Le Premier ministre François Fillon, que la petite délégation aurait croisée sur place (lui aussi a publié une photo sur son Facebook), maintient la date du 9. « J’étais à Berlin depuis le 7 novembre, je participais à un colloque organisé à la fois par l’Allemagne de l’ouest et l’Allemagne de l’est sur les relations est-ouest« , détaille-t-il. Mais comme le montre Libé, les archives de l’Assemblée nationale prouvent que François Fillon était à Paris le 8 novembre. Plein de bonne volonté, le Premier ministre se souvient pourtant d’avoir » retrouvé […] une équipe de télévision de TF1 qui était conduite par Ulysse Gosset. Et nous sommes allés ensemble dîner dans un restaurant à Berlin est. Vous savez tout. » Dommage, ce jour-là Ulysse Gosset est à Moscou, à son poste de correspondant permanent. Dépité, le Premier ministre jette l’éponge : « Le calendrier du président de la République et le mien semblent presque plus importants que la chute du Mur elle-même« .
Une photo, un photographe
Pendant ce temps, Rue89 a retrouvé le photographe. Paul Clave a bonne mémoire. « Cette photo je m’en souviens, je l’ai faite le 10 au soir à 22h00. A 17h00 on avait pris un café au check-point avec Madelin. Je n’ai pas souvenir d’avoir croisé François Fillon. Puis on est allé dans un café jusqu’à 2h00 du matin. A 6h30 le 11, ils prenaient un avion pour rentrer à Paris »

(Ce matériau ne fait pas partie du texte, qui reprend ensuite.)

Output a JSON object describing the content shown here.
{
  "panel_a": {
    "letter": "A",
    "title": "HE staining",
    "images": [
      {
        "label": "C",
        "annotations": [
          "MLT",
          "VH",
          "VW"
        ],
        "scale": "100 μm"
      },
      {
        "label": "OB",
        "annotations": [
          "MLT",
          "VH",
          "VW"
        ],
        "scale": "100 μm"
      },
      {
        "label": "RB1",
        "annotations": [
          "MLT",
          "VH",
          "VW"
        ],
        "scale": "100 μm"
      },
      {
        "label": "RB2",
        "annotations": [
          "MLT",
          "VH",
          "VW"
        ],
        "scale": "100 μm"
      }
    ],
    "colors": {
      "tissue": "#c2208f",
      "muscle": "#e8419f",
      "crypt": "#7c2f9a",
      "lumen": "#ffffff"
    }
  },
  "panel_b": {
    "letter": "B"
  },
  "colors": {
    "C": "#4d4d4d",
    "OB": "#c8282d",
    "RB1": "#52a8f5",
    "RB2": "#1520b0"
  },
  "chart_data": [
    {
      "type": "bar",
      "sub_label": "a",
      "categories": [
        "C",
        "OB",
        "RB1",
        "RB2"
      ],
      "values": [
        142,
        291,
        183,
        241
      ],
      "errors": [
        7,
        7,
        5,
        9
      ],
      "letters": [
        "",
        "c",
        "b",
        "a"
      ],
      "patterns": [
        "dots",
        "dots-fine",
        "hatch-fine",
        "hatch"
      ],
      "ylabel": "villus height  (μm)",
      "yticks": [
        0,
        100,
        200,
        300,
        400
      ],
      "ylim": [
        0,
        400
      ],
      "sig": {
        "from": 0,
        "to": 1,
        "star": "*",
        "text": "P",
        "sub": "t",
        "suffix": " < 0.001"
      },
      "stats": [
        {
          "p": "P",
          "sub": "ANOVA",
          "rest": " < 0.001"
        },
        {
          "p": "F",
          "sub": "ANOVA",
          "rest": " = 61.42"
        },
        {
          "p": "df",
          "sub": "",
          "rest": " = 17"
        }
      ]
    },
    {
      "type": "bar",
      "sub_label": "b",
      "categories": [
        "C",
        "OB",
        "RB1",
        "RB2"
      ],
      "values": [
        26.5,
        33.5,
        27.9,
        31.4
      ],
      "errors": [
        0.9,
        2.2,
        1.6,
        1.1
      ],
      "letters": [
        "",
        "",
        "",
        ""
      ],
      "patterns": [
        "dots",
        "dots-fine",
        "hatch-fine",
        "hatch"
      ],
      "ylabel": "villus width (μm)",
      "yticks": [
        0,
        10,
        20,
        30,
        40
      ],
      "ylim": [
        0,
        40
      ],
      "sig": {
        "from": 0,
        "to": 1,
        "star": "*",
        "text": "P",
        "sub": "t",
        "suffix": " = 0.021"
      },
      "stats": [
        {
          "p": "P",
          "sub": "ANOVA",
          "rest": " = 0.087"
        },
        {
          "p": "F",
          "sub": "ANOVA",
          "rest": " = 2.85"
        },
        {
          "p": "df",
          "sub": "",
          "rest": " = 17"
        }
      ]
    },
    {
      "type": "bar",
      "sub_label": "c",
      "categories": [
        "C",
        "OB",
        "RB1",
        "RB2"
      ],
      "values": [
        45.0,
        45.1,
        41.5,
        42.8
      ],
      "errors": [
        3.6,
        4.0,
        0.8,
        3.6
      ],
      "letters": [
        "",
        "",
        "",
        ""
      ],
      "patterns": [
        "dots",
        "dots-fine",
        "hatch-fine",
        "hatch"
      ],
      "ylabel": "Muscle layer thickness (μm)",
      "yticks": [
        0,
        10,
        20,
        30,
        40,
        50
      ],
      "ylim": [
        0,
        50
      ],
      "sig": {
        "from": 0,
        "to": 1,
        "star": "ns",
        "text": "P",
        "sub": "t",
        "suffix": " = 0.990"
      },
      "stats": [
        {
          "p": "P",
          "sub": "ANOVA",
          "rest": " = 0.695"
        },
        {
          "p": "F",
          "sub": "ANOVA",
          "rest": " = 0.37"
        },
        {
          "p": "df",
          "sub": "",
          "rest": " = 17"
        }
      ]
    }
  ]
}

Interrogé ce matin sur France Inter , le ministre des Affaires étrangères Bernard Kouchner, a qualifié de « dérisoire » la polémique. « Ce n’est pas une polémique intéressante« , « par rapport à ce qui s’est passé » au Mur de Berlin, « c’est dérisoire« , a-t-il déclaré. « J’ai entendu le président […] Je crois ce que dit le président, systématiquement« , a-t-il ajouté. Sur le Net, la présence de Nicolas Sarkozy lors de divers événements historiques est tournée en dérision par les farceurs.